Other suggestions have included an unproven claim that the Russians produced fake fog to disorientate the pilots.
They have also alleged that Tusk failed to provide adequate security for the presidential flight and that he failed to properly investigate the tragedy afterwards or get back the wreckage or flight records, which remain in Russia almost seven years later.
Defence minister Antoni Macierewicz sent a note to military prosecutors last month accusing Tusk of diplomatic treason, alleging he worked with Putin to harm Poland’s interests after the crash.
Tusk strongly denies those claims and government critics believe Kaczynski and his nationalistic supporters have been falsely fomenting conspiracy theories to win political points with voters sceptical of both Russia and pro-European liberals such as Tusk.
Some critics said they consider allegations against the Russians as a sign that a commission headed by Macierewicz that is investigating the tragedy has not uncovered anything new.

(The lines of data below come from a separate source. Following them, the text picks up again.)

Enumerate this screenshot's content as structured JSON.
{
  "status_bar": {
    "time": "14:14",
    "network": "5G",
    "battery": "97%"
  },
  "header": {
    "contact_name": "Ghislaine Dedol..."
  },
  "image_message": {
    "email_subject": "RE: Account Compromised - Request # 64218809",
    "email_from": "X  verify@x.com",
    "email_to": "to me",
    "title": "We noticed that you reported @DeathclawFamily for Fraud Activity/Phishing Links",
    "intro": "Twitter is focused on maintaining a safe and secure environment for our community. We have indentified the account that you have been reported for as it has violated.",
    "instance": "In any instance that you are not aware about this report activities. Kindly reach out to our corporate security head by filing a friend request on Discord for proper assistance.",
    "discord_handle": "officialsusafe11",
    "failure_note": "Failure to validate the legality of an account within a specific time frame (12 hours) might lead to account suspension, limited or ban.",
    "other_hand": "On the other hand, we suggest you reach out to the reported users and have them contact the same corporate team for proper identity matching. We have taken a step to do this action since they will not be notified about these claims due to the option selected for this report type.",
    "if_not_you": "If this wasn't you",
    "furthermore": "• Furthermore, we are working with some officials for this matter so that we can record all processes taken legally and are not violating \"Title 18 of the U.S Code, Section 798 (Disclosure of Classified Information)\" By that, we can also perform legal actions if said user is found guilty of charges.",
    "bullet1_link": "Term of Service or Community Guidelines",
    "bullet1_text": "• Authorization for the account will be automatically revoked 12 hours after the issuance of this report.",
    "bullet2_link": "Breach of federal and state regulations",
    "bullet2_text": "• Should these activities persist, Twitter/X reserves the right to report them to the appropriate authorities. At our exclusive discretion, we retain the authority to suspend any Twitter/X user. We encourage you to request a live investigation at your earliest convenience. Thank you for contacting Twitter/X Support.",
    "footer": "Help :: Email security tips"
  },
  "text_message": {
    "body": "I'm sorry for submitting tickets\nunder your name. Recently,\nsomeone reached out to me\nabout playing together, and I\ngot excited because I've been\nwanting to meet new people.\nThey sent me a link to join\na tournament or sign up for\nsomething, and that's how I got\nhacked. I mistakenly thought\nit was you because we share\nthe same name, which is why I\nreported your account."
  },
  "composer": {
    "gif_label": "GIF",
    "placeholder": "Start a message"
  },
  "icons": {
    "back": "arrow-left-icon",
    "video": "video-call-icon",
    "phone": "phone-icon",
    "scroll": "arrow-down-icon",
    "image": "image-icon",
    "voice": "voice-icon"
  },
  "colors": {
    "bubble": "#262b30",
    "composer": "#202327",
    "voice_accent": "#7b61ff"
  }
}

The commission “should be dissolved because there is no proof of an assassination or a blast”, Newsweek Polska editor Tomasz Lis said on Twitter.
Poland and Rissia carried out separate major investigations into the crash.
The Polish investigation blamed the disaster on a combination of factors, including bad weather and errors made by a pilot who was not adequately trained on the plane he was flying, a Tupolev-154.
That probe also said Russian air traffic controllers gave incorrect and confusing landing instructions to pilots - but it stopped short of alleging intentional wrongdoing.
A Russian investigation at the time put all blame on the Polish side, finding no fault with the Russian air traffic controllers.